RBI’s MPC meet took place before the Israel-Palestine conflict and the central Bank couldn’t have accounted for the effects of the same on inflation. Consequently, the apex bank kept its retail inflation forecast to 5.4% for the financial year ending March 2024, while asserting that headline inflation could remain high for a longer than estimated time.

The headline CPI projection for FY24 remains unchanged at 5.4%. This is despite growing uncertainties around production due to the lower kharif sowing, low reservoir levels, and volatile global food and energy prices. The momentum in agricultural activity in Q2 of the current financial year has been sustained, although the monsoon has been uneven. Good reports are also pouring in from the manufacturing sector which gained ground in July-August 2023, supported by key sectors such as pharmaceuticals, basic metals, cement, motor vehicles, and food products and beverages. The purchasing managers’ index (PMI) for manufacturing also remained robust in September.

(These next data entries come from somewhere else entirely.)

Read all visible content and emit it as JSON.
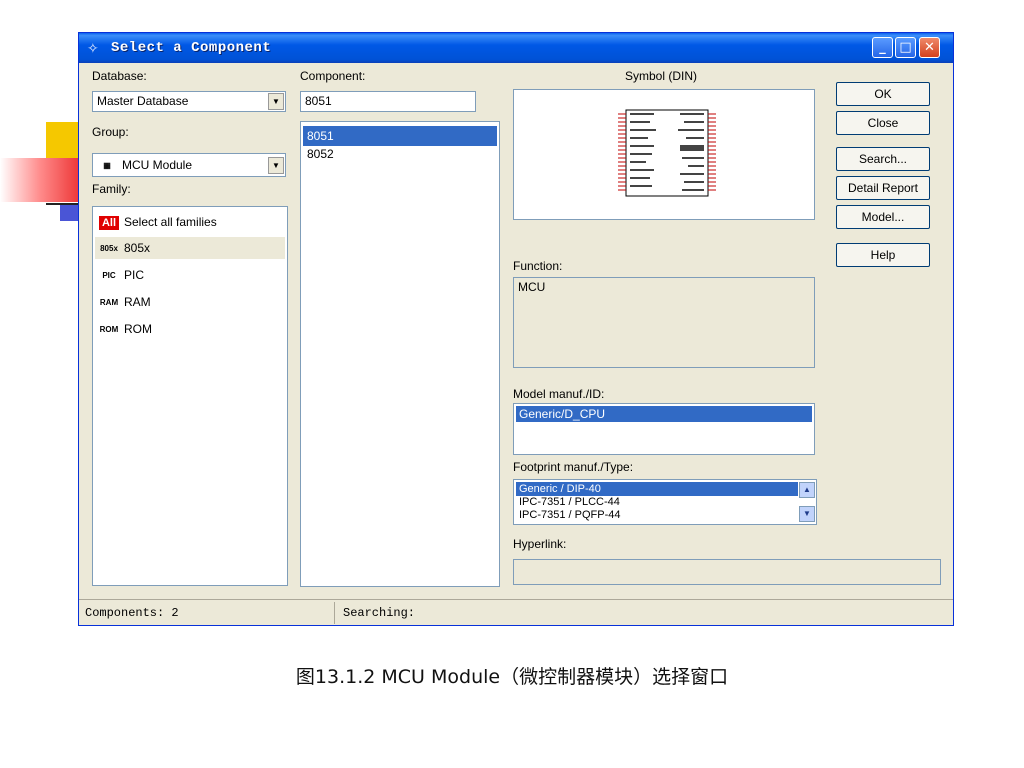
{
  "window": {
    "title": "Select a Component",
    "title_icon": "wand-icon",
    "controls": {
      "minimize": "_",
      "maximize": "□",
      "close": "✕"
    }
  },
  "left": {
    "database_label": "Database:",
    "database_value": "Master Database",
    "group_label": "Group:",
    "group_value": "MCU Module",
    "family_label": "Family:",
    "families": [
      {
        "icon": "All",
        "label": "Select all families"
      },
      {
        "icon": "805x",
        "label": "805x"
      },
      {
        "icon": "PIC",
        "label": "PIC"
      },
      {
        "icon": "RAM",
        "label": "RAM"
      },
      {
        "icon": "ROM",
        "label": "ROM"
      }
    ]
  },
  "component": {
    "label": "Component:",
    "value": "8051",
    "items": [
      "8051",
      "8052"
    ]
  },
  "right": {
    "symbol_label": "Symbol (DIN)",
    "function_label": "Function:",
    "function_value": "MCU",
    "model_label": "Model manuf./ID:",
    "model_items": [
      "Generic/D_CPU"
    ],
    "footprint_label": "Footprint manuf./Type:",
    "footprint_items": [
      "Generic / DIP-40",
      "IPC-7351 / PLCC-44",
      "IPC-7351 / PQFP-44"
    ],
    "hyperlink_label": "Hyperlink:"
  },
  "buttons": {
    "ok": "OK",
    "close": "Close",
    "search": "Search...",
    "detail_report": "Detail Report",
    "model": "Model...",
    "help": "Help"
  },
  "status": {
    "components": "Components: 2",
    "searching": "Searching:"
  },
  "caption": "图13.1.2 MCU Module（微控制器模块）选择窗口",
  "colors": {
    "selection": "#316ac5",
    "titlebar": "#0058e6",
    "window_bg": "#ece9d8"
  }
}
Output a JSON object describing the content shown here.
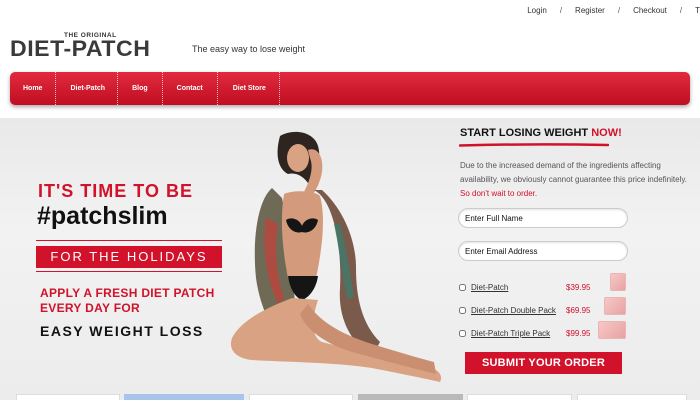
{
  "toplinks": {
    "login": "Login",
    "register": "Register",
    "checkout": "Checkout",
    "more": "T",
    "sep": "/"
  },
  "logo": {
    "small": "THE ORIGINAL",
    "main": "DIET-PATCH"
  },
  "tagline": "The easy way to lose weight",
  "nav": {
    "items": [
      "Home",
      "Diet-Patch",
      "Blog",
      "Contact",
      "Diet Store"
    ]
  },
  "hero": {
    "headline1": "IT'S TIME TO BE",
    "headline2": "#patchslim",
    "band": "FOR THE HOLIDAYS",
    "apply": "APPLY A FRESH DIET PATCH EVERY DAY FOR",
    "easy": "EASY WEIGHT LOSS"
  },
  "order": {
    "title_main": "START LOSING WEIGHT ",
    "title_accent": "NOW!",
    "notice": "Due to the increased demand of the ingredients affecting availability, we obviously cannot guarantee this price indefinitely. ",
    "notice_red": "So don't wait to order.",
    "name_placeholder": "Enter Full Name",
    "email_placeholder": "Enter Email Address",
    "products": [
      {
        "name": "Diet-Patch",
        "price": "$39.95"
      },
      {
        "name": "Diet-Patch Double Pack",
        "price": "$69.95"
      },
      {
        "name": "Diet-Patch Triple Pack",
        "price": "$99.95"
      }
    ],
    "submit": "SUBMIT YOUR ORDER"
  },
  "colors": {
    "brand_red": "#d1122a",
    "nav_red": "#e22a3d",
    "dark": "#111111"
  }
}
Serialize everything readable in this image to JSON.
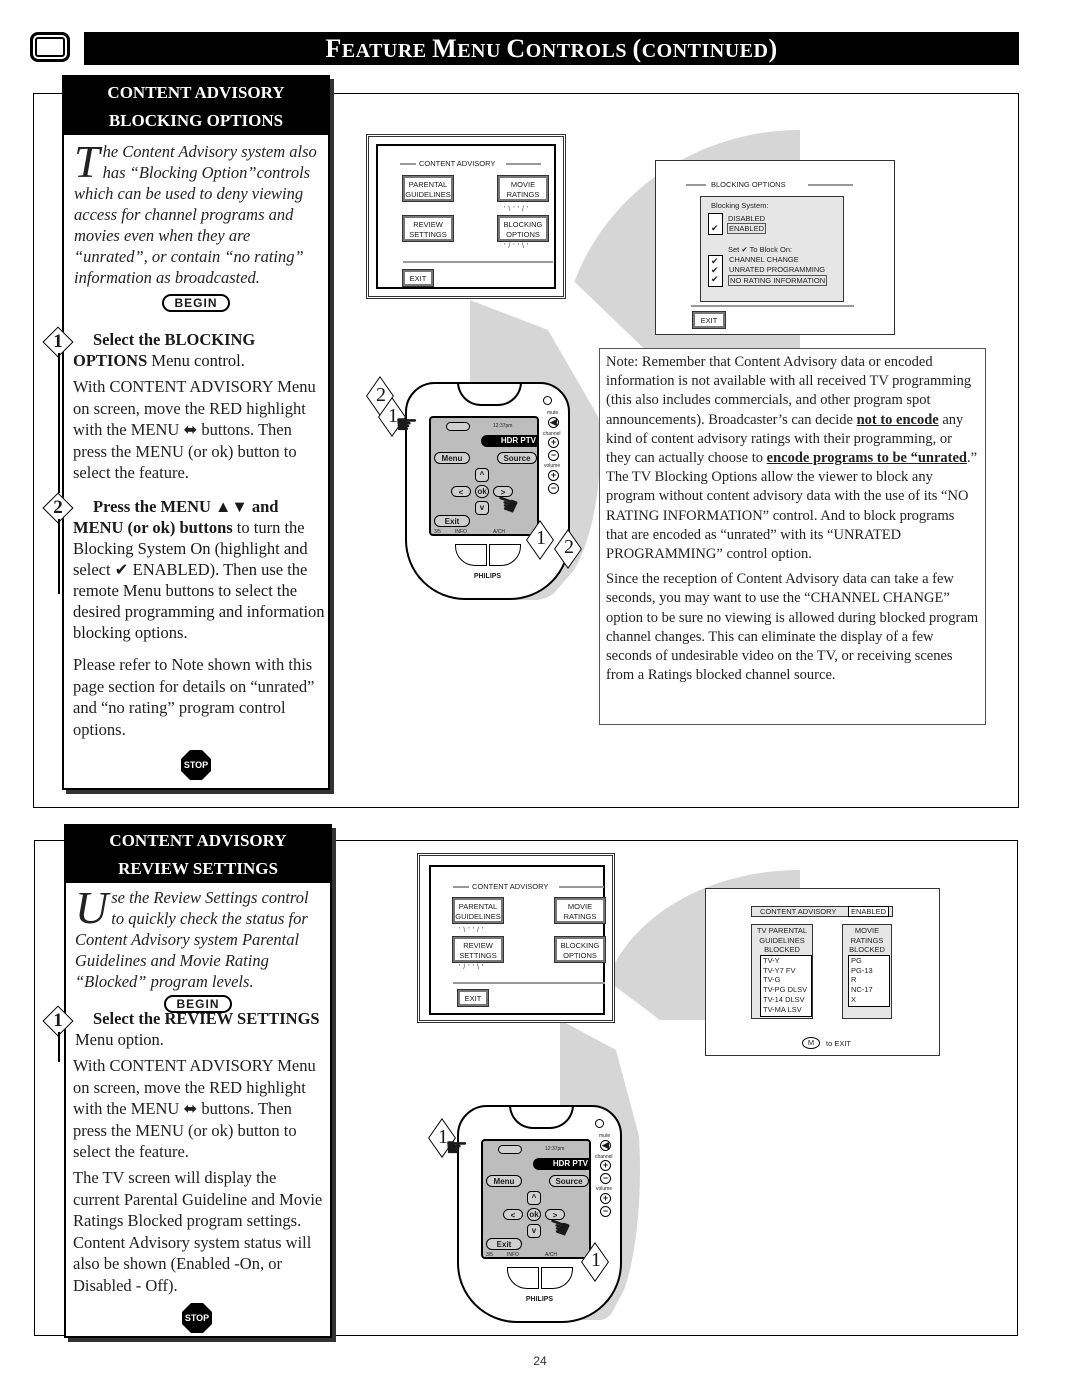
{
  "header": {
    "icon": "tv-icon",
    "title_parts": [
      {
        "big": "F",
        "small": "EATURE "
      },
      {
        "big": "M",
        "small": "ENU "
      },
      {
        "big": "C",
        "small": "ONTROLS "
      },
      {
        "big": "(",
        "small": "CONTINUED"
      },
      {
        "big": ")",
        "small": ""
      }
    ]
  },
  "section1": {
    "card": {
      "title_line1": "CONTENT ADVISORY",
      "title_line2": "BLOCKING OPTIONS",
      "intro_dropcap": "T",
      "intro_text": "he Content Advisory system also has “Blocking Option”controls which can be used to deny viewing access for channel programs and movies even when they are “unrated”, or contain “no rating” information as broadcasted.",
      "begin_label": "BEGIN",
      "steps": [
        {
          "number": "1",
          "heading_bold": "Select the BLOCKING OPTIONS",
          "heading_rest": " Menu control.",
          "body": "With CONTENT ADVISORY Menu on screen, move the RED highlight with the MENU ⬌ buttons. Then press the MENU (or ok) button to select the feature."
        },
        {
          "number": "2",
          "heading_bold": "Press the MENU ▲▼ and MENU (or ok) buttons",
          "heading_rest": " to turn the Blocking System On (highlight and select ✔ ENABLED). Then use the remote Menu buttons to select the desired programming and information blocking options.",
          "body": "Please refer to Note shown with this page section for details on “unrated” and “no rating” program control options."
        }
      ],
      "stop_label": "STOP"
    },
    "menu_screen": {
      "title": "CONTENT ADVISORY",
      "buttons": [
        "PARENTAL GUIDELINES",
        "MOVIE RATINGS",
        "REVIEW SETTINGS",
        "BLOCKING OPTIONS"
      ],
      "highlighted": "BLOCKING OPTIONS",
      "exit_label": "EXIT"
    },
    "blocking_screen": {
      "title": "BLOCKING OPTIONS",
      "system_label": "Blocking System:",
      "system_options": [
        {
          "label": "DISABLED",
          "checked": false
        },
        {
          "label": "ENABLED",
          "checked": true
        }
      ],
      "set_label": "Set ✔ To Block On:",
      "block_options": [
        {
          "label": "CHANNEL CHANGE",
          "checked": true
        },
        {
          "label": "UNRATED PROGRAMMING",
          "checked": true
        },
        {
          "label": "NO RATING INFORMATION",
          "checked": true
        }
      ],
      "exit_label": "EXIT"
    },
    "remote": {
      "time": "12:37pm",
      "device": "HDR PTV",
      "menu": "Menu",
      "source": "Source",
      "ok": "ok",
      "exit": "Exit",
      "bottom_left": "3/5",
      "info": "INFO",
      "bottom_right": "A/CH",
      "mute": "mute",
      "channel": "channel",
      "volume": "volume",
      "brand": "PHILIPS",
      "callouts": [
        "2",
        "1",
        "1",
        "2"
      ]
    },
    "note": {
      "p1_a": "Note: Remember that Content Advisory data or encoded information is not available with all received TV programming (this also includes commercials, and other program spot announcements). Broadcaster’s can decide ",
      "p1_b": "not to encode",
      "p1_c": " any kind of content advisory ratings with their programming, or they can actually choose to ",
      "p1_d": "encode programs to be “unrated",
      "p1_e": ".”",
      "p2": "The TV Blocking Options allow the viewer to block any program without content advisory data with the use of its “NO RATING INFORMATION” control. And to block programs that are encoded as “unrated” with its “UNRATED PROGRAMMING” control option.",
      "p3": "Since the reception of Content Advisory data can take a few seconds, you may want to use the “CHANNEL CHANGE” option to be sure no viewing is allowed during blocked program channel changes. This can eliminate the display of a few seconds of undesirable video on the TV, or receiving scenes from a Ratings blocked channel source."
    }
  },
  "section2": {
    "card": {
      "title_line1": "CONTENT ADVISORY",
      "title_line2": "REVIEW SETTINGS",
      "intro_dropcap": "U",
      "intro_text": "se the Review Settings control to quickly check the status for Content Advisory system Parental Guidelines and Movie Rating “Blocked” program levels.",
      "begin_label": "BEGIN",
      "steps": [
        {
          "number": "1",
          "heading_bold": "Select the REVIEW SETTINGS",
          "heading_rest": " Menu option.",
          "body": "With CONTENT ADVISORY Menu on screen, move the RED highlight with the MENU ⬌ buttons. Then press the MENU (or ok) button to select the feature.",
          "body2": "The TV screen will display the current Parental Guideline and Movie Ratings Blocked program settings. Content Advisory system status will also be shown (Enabled -On, or Disabled - Off)."
        }
      ],
      "stop_label": "STOP"
    },
    "menu_screen": {
      "title": "CONTENT ADVISORY",
      "buttons": [
        "PARENTAL GUIDELINES",
        "MOVIE RATINGS",
        "REVIEW SETTINGS",
        "BLOCKING OPTIONS"
      ],
      "highlighted": "REVIEW SETTINGS",
      "exit_label": "EXIT"
    },
    "review_screen": {
      "title": "CONTENT ADVISORY",
      "status": "ENABLED",
      "tv_header": [
        "TV PARENTAL",
        "GUIDELINES",
        "BLOCKED"
      ],
      "tv_items": [
        "TV-Y",
        "TV-Y7  FV",
        "TV-G",
        "TV-PG DLSV",
        "TV-14  DLSV",
        "TV-MA   LSV"
      ],
      "movie_header": [
        "MOVIE",
        "RATINGS",
        "BLOCKED"
      ],
      "movie_items": [
        "PG",
        "PG-13",
        "R",
        "NC-17",
        "X"
      ],
      "exit_key": "M",
      "exit_text": "to EXIT"
    },
    "remote": {
      "time": "12:37pm",
      "device": "HDR PTV",
      "menu": "Menu",
      "source": "Source",
      "ok": "ok",
      "exit": "Exit",
      "bottom_left": "3/5",
      "info": "INFO",
      "bottom_right": "A/CH",
      "mute": "mute",
      "channel": "channel",
      "volume": "volume",
      "brand": "PHILIPS",
      "callouts": [
        "1",
        "1"
      ]
    }
  },
  "page_number": "24"
}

Going forward, domestic demand conditions are likely to benefit from sustained buoyancy in services, consumer and business optimism, and the government’s continued thrust on capex. Other than this, healthy balance sheets of banks and corporates, and supply chain normalisation are also helping matters for the economy, Governor Das said.

Overall, there is no denying the fact that the global economy is slowing under the impact of tight financial conditions, protracted geopolitical tensions and increasing geoeconomic fragmentation. Since global trade is contracting, that may have an impact on the economy.

Over the last one and half years, the RBI has increased policy repo rate by 250 basis points with the view to break the stickiness of core inflation. Real GDP growth for the current financial year (FY24) is projected at 6.5% with quarter two at 6.5%; quarter three at 6% and quarter four at 5.7%. RBI has also projected GDP growth for the first quarter of next financial year i.e, FY25 at 6.6%.